Solutions

There are two main directions to reduce MEV:

• Reduce the flexibility of the miner to reorder transactions by enforcing ordering rules and/or

• Introduce a competitive market for the right to reorder, add, and/or censor transactions.

Recent work has focused on reducing strategy profitability via more complex ordering consensus mechanisms (for example, approximate first-in-first-out sequencing and other sequencing rules with execution price guarantees. Fair sequencing forces validators to come to consensus on relative transaction orderings, i.e., validators vote on whether transaction A came before transaction B as part of the consensus protocol rules. Such systems cannot be deterministically secure due to the Condorcet paradox and Arrow’s impossibility theorem.

This is one of the strategies designed to mitigate MEV. Numerous other strategies and protocols also aim to reduce MEV by leveraging various mechanism design techniques and protocol-level interventions. The following list provides more details of these approaches:

1. Batch Auctions: CoWSwap leverages batch auctions to provide MEV protection, plus integrate with liquidity sources across DEXs to offer traders the best prices.When two traders each hold an asset the other wants, an order can be settled directly between them without an external market maker or liquidity provider. Any excess is settled in the same transaction with the best available AMM. The transaction is sent by “solvers” which set tight slippage bounds. Solvers compete with each other to achieve best prices for the user.

2. Fair Sequencing Service: The idea behind FSS is to have an oracle network order the transactions sent to a particular contract SC, including both user transactions and oracle reports. Oracle nodes ingest transactions and then reach consensus on their ordering, rather than allowing a single leader to dictate it. FSS is a framework for implementing ordering policies, of which Aequitas (protocol for order-fairness in addition to consistency and liveness) is one example. It can alternatively support simpler approaches, such as straightforward encryption of transactions, which can then be decrypted in a threshold manner by oracle nodes after ordering. It will also support various policies for inserting oracle reports into a stream of transactions. (It can even support MEV auctions, if desired.)

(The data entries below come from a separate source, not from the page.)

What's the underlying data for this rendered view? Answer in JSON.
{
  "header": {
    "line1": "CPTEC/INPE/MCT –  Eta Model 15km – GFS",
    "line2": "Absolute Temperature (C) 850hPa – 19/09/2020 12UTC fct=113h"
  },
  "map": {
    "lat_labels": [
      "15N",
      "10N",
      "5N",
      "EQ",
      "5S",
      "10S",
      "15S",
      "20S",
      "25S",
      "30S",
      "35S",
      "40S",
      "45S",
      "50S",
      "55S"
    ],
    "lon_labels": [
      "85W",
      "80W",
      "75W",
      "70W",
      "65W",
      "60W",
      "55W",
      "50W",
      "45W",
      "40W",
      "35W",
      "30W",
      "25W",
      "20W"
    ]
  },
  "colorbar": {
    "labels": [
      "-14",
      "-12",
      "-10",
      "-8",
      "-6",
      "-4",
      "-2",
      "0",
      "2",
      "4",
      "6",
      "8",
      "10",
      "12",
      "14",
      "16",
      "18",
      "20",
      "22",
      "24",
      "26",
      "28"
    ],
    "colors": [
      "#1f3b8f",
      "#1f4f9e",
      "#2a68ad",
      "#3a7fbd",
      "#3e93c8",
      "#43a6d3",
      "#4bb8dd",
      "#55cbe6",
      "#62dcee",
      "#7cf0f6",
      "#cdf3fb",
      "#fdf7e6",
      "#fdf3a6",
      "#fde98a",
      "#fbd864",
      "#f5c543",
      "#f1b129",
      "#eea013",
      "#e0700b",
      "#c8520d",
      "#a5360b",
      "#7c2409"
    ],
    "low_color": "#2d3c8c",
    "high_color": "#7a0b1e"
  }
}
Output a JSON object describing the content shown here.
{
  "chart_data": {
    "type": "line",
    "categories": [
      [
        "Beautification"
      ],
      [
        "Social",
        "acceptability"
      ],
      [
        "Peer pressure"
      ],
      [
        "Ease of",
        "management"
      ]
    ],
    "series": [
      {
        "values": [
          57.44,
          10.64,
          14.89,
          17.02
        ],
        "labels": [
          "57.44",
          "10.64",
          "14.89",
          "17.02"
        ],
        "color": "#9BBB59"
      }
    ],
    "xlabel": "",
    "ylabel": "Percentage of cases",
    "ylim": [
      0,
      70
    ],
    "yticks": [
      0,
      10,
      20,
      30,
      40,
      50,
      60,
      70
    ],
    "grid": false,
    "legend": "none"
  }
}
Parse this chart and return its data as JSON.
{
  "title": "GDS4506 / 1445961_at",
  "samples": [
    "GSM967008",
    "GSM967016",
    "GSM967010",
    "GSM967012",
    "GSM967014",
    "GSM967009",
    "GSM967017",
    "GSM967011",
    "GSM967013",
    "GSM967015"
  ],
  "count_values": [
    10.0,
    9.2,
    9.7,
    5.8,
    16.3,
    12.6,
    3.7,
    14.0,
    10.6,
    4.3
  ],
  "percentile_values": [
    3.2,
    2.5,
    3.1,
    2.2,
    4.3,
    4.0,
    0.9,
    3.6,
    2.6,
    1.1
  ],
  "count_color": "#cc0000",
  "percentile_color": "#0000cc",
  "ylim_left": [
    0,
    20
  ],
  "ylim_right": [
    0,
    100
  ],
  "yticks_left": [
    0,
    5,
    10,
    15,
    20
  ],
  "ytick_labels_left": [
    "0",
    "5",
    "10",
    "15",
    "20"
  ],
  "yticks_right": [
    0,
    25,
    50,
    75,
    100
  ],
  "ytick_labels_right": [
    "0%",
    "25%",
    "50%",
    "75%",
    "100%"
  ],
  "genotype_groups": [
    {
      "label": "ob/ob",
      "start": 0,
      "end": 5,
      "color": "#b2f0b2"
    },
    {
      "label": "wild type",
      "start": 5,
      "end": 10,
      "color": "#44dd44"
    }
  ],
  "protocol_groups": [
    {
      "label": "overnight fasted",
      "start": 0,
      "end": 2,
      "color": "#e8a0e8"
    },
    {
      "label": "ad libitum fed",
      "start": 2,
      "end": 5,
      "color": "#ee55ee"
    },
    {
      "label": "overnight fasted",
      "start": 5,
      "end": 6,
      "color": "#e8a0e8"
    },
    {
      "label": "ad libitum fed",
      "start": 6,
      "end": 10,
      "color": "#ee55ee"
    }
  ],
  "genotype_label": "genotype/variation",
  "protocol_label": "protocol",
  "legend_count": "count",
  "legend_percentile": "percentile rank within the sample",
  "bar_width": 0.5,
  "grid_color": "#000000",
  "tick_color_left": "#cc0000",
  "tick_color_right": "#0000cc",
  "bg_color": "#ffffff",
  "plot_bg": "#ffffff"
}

3. Shutter Network: Shutter Network is an open-source initiative designed to mitigate frontrunning and malicious MEV on Ethereum through the implementation of a threshold cryptography-based Distributed Key Generation (DKG) protocol. A Shutter transaction ensures protection from frontrunning within the target smart contract system, navigating through a series of stages before execution: Creation and Encryption: The user’s wallet creates and encrypts the transaction. Batching: The encrypted transaction is sent to the batcher contract as a standard Ethereum transaction. Decryption: Keypers (designated decryption agents) pick up and decrypt the transaction. Execution: The decrypted transaction is sent to the executor contract. Finalization: The executor contract forwards the transaction to the target smart contract for execution.

This multi-step process ensures that transactions remain shielded from frontrunning until they are securely executed on the blockchain.